Ramadhan Tiba
Ramadhan tahun ini,
2015 M/1436 H, tiba. Bagi kebanyakan orang, bulan ramadhan merupakan bulan yang
ditunggu-tunggu. Entah menunggu dengan nada kerinduan atau menunggu yang tak
betul-betul menunggu, mengalir dengan gerak waktu yang terus bergulir hingga
mengantarkan pada bulan ramadhan. Saya tak berani menjadi yang pertama bukan
karena tidak siap, melainkan masih belum terbersit di sanubari. Saya juga tidak
mau menjadi yang kedua karena saya sendiri tak mau disebut orang yang buta
hatinya sehingga pada bulan ramadhan saja tidak rindu.
Tapi ramadhan selalu
menyimpan sesuatu yang berbeda, sesuatu yang membuat saya rindu. Rindu akan
atribut-atribut ke-ramadhan-an. Bagi saya, ramadhan sangat berbeda dengan
bulan-bulan sebelumnya. Setidaknya lingkungan, tindak tanduk orang dan
nuansanya pun berbeda. Apakah sebegitu mulianya bulan ramadhan sehingga segala
sesuatu berubah? Banyak kita jumpai, misalnya, orang yang dulunya selalu
berafiliasi pada immoralitas, kini sering shalat taraweh di masjid, malahan
dilanjutin tadarus Al-Qur’an. Orang yang dulunya suka mengumbar-ngumbar aurat
(ah, tentang ini aku juga ragu apakah termasuk dosa?), di bulan ramadhan sudah
berhijab syar’i (ah, dunia ini terlalu lebar untuk disyar’ikan).
Saya juga mendadak
berbeda. Selain pola makan yang harus berbeda dari hari-hari biasa, intensitas
ibadah sedang naik-naiknya. Bukan ujub, tapi sekedar ingin berbagi cerita. Jika
hari-hari biasa untuk solat subuh saja susahnya minta ampun (apalagi solah
tahajud) meskipun alarm hp tak henti-hentinya “berkumandang”, di bulan puasa
(di hari pertama sahur), alarm hp sudah lebih dari cukup untuk membangunku
sahur, sekaligus solat tahajud, sekaligus nulis catatan ini.

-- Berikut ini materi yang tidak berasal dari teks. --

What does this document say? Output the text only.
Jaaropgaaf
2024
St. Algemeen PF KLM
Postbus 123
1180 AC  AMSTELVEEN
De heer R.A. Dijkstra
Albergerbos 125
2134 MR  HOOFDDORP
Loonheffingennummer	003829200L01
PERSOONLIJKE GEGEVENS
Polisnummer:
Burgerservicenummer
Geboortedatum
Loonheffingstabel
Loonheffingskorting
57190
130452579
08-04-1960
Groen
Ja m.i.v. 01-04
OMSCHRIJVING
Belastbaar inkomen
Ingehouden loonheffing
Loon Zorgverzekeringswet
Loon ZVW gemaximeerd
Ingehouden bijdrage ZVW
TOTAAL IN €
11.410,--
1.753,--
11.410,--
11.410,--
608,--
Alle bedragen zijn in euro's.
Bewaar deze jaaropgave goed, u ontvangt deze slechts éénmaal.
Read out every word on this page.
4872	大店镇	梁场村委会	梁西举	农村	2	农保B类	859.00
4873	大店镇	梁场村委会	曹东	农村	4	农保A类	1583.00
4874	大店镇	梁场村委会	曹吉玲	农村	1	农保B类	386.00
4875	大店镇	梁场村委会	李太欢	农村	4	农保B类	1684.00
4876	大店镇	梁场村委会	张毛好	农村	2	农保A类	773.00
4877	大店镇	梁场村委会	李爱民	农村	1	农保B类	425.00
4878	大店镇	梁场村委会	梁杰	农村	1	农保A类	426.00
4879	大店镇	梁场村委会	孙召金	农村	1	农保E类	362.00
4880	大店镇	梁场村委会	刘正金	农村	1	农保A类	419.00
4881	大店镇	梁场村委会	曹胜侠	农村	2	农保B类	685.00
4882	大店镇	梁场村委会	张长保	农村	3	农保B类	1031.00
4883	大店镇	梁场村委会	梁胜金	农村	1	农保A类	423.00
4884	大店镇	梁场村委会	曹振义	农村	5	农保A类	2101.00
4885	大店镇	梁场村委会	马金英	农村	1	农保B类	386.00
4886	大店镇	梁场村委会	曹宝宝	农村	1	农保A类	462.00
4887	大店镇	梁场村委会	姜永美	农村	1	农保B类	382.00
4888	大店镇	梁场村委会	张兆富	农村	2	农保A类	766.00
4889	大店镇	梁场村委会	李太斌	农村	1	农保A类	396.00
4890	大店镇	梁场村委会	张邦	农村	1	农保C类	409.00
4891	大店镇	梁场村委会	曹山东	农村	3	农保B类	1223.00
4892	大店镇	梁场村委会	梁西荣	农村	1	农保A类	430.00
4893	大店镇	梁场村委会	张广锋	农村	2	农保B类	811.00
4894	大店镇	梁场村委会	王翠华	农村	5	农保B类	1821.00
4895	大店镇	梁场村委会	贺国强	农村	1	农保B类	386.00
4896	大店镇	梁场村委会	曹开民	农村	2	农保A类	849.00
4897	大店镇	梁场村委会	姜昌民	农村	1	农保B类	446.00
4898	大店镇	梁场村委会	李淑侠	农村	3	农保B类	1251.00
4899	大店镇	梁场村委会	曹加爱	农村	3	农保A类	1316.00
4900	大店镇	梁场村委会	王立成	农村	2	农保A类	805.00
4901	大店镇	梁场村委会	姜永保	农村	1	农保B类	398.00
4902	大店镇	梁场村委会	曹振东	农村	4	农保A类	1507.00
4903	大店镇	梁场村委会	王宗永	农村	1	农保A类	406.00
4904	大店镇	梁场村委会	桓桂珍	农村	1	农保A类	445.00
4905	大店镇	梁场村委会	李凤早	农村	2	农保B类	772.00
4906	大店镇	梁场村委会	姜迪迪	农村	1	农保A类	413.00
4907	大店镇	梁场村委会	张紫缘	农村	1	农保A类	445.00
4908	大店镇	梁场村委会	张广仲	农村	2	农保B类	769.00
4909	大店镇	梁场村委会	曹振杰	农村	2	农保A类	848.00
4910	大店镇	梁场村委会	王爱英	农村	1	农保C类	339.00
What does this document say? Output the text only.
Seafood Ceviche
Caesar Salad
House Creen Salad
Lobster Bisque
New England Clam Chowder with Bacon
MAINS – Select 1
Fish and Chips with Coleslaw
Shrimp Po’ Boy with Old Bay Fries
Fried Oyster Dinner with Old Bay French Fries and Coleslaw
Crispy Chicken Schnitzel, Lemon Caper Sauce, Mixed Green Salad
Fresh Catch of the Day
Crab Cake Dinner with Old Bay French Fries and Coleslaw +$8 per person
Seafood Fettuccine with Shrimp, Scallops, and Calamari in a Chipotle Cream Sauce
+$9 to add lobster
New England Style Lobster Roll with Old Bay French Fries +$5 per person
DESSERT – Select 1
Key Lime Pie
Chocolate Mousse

Sehabis solat
(mulai dari solat isyak yang kemaren, dilanjutkan solat tahajud), selain dzikir
seperti biasanya, Al-Qur’an menjadi pegangan wajib di sepanjang bulan ramadhan
(semoga).
Ya saya sekarang sudah
mempunyai Al-Qur’an. “Manual”, bukan versi digital yang sudah sejak lama
“menghiasi” hp android saya. Al-Qur’an saya berukuran kecil. Lebih cocok
dikatakan Al-Qur’an saku. Saya membelinya tadi malam saat adzan isyak
berkumandang dan orang-orang sedang beranjak pergi ke masjid untuk solat isyak
sekaligus tarawih perdana di bulan ramadhan tahun ini. Saya membelinya di
Social Agency Book (SAB), di dekat kampus UIN Suka. Harganya 12.000. Murah.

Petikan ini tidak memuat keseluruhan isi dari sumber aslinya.